Résumé
Le 21 février 2024, l'ancien lieutenant de la Garde nationale vénézuélienne Ronald Ojeda Moreno a été enlevé de force à sa résidence de la commune d'Independencia à Santiago, au Chili. Son corps a été découvert le 23 février 2024, caché dans le ciment d'une valise dans la région métropolitaine de Santiago. Ojeda, qui avait demandé l’asile politique au Chili après avoir participé à un soulèvement militaire en 2017 contre le gouvernement vénézuélien, était un critique virulent du régime de Maduro et entretenait des liens avec les réseaux d’opposition vénézuéliens.

La géolocalisation de cet incident est centrée sur Santiago, au Chili, plus précisément dans la commune d'Independencia, un quartier résidentiel bourgeois du secteur nord de la capitale chilienne. Le lieu de découverte de la dépouille de la victime se trouvait dans une autre zone de la région métropolitaine, ce qui indique des efforts délibérés pour dissimuler le crime. L’opération présente des caractéristiques cohérentes avec la répression transnationale parrainée par l’État, impliquant de multiples auteurs, des capacités de surveillance et une coordination logistique qui suggèrent une implication au-delà des éléments criminels courants.

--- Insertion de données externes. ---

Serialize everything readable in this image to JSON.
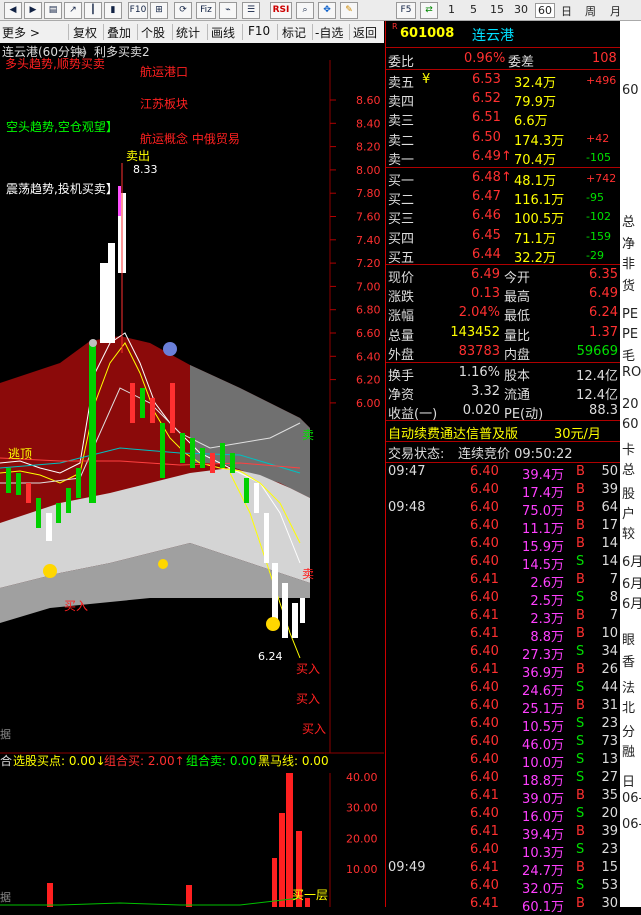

Cette affaire a suscité d’importantes inquiétudes internationales concernant la portée extraterritoriale des régimes autoritaires, la sécurité des réfugiés politiques en Amérique latine et la capacité des pays d’accueil à protéger les demandeurs d’asile contre les acteurs étatiques étrangers. L'incident a tendu les relations diplomatiques entre le Chili et le Venezuela tout en soulevant des questions plus larges sur la présence opérationnelle des services de renseignement vénézuéliens dans toute l'Amérique du Sud.

Chronologie de l'affaire
Contexte et contexte (2014-2023)
Ronald Ojeda Moreno a servi comme lieutenant dans l'armée vénézuélienne pendant une période de polarisation politique croissante et de consolidation autoritaire sous Nicolas Maduro. Ojeda est diplômé de la promotion « Coronel Diego Jalón Dochagavia » – une classe qui est devenue la cible principale du contre-espionnage militaire de Maduro en raison de son grand nombre de dissidents. Il s'est spécialisé en tant que commandant des opérations spéciales dans l'aviation militaire.

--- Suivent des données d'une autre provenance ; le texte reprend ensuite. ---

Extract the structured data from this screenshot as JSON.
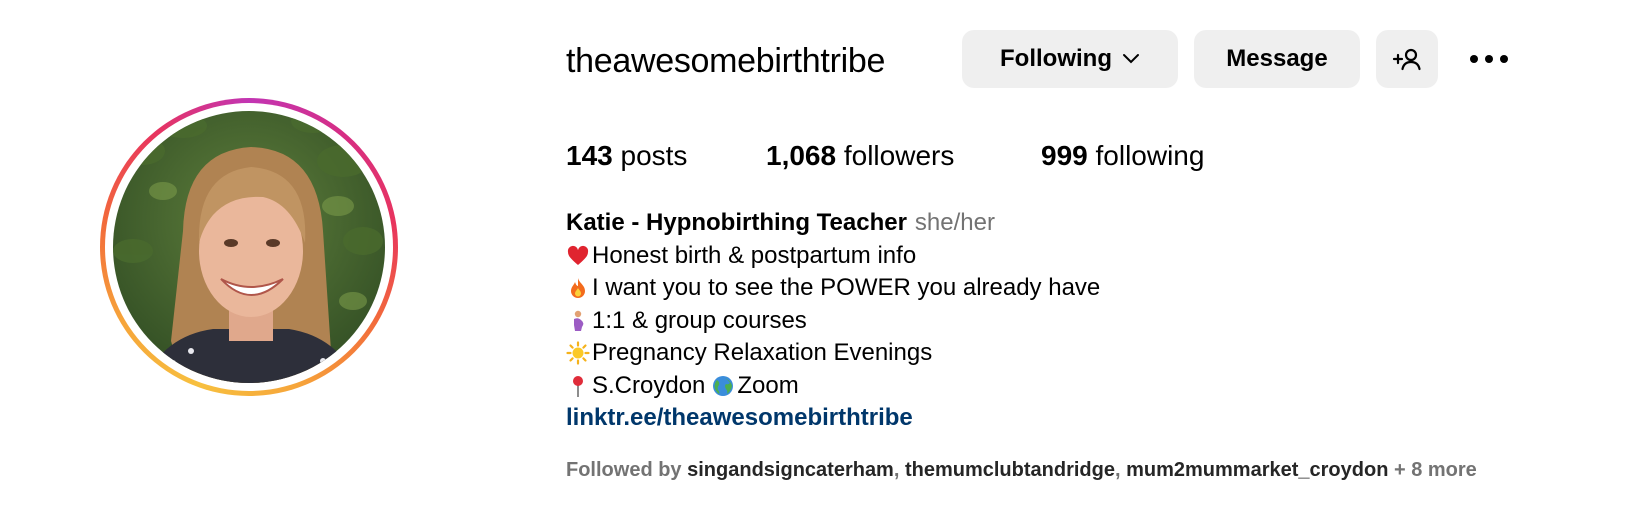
{
  "profile": {
    "username": "theawesomebirthtribe",
    "avatar_icon": "profile-photo"
  },
  "actions": {
    "following_label": "Following",
    "message_label": "Message",
    "add_user_icon": "add-user-icon",
    "more_icon": "more-options-icon"
  },
  "stats": {
    "posts_count": "143",
    "posts_label": "posts",
    "followers_count": "1,068",
    "followers_label": "followers",
    "following_count": "999",
    "following_label": "following"
  },
  "bio": {
    "name": "Katie - Hypnobirthing Teacher",
    "pronouns": "she/her",
    "lines": [
      {
        "icon": "heart-icon",
        "text": "Honest birth & postpartum info"
      },
      {
        "icon": "fire-icon",
        "text": "I want you to see the POWER you already have"
      },
      {
        "icon": "pregnant-woman-icon",
        "text": "1:1 & group courses"
      },
      {
        "icon": "sun-icon",
        "text": "Pregnancy Relaxation Evenings"
      },
      {
        "icon": "pin-icon",
        "text": "S.Croydon ",
        "icon2": "globe-icon",
        "text2": " Zoom"
      }
    ],
    "link": "linktr.ee/theawesomebirthtribe"
  },
  "followed_by": {
    "prefix": "Followed by ",
    "accounts": [
      "singandsigncaterham",
      "themumclubtandridge",
      "mum2mummarket_croydon"
    ],
    "separator": ", ",
    "more": " + 8 more"
  },
  "colors": {
    "button_bg": "#efefef",
    "link": "#00376b",
    "muted": "#737373"
  }
}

En 2014, le Venezuela a connu d’importantes manifestations antigouvernementales et des éléments de l’armée ont commencé à exprimer leur désaccord. En 2017, Ojeda a été chargé d’établir un point de contrôle sur une route principale de l’État d’Apure, juste en face des installations de pompage de pétrole de PDVSA – une frontière où les FARC, l’ELN et le Cartel de los Soles opéraient dans le trafic de drogue. Tout en observant ces irrégularités, il a commencé à recueillir secrètement des renseignements.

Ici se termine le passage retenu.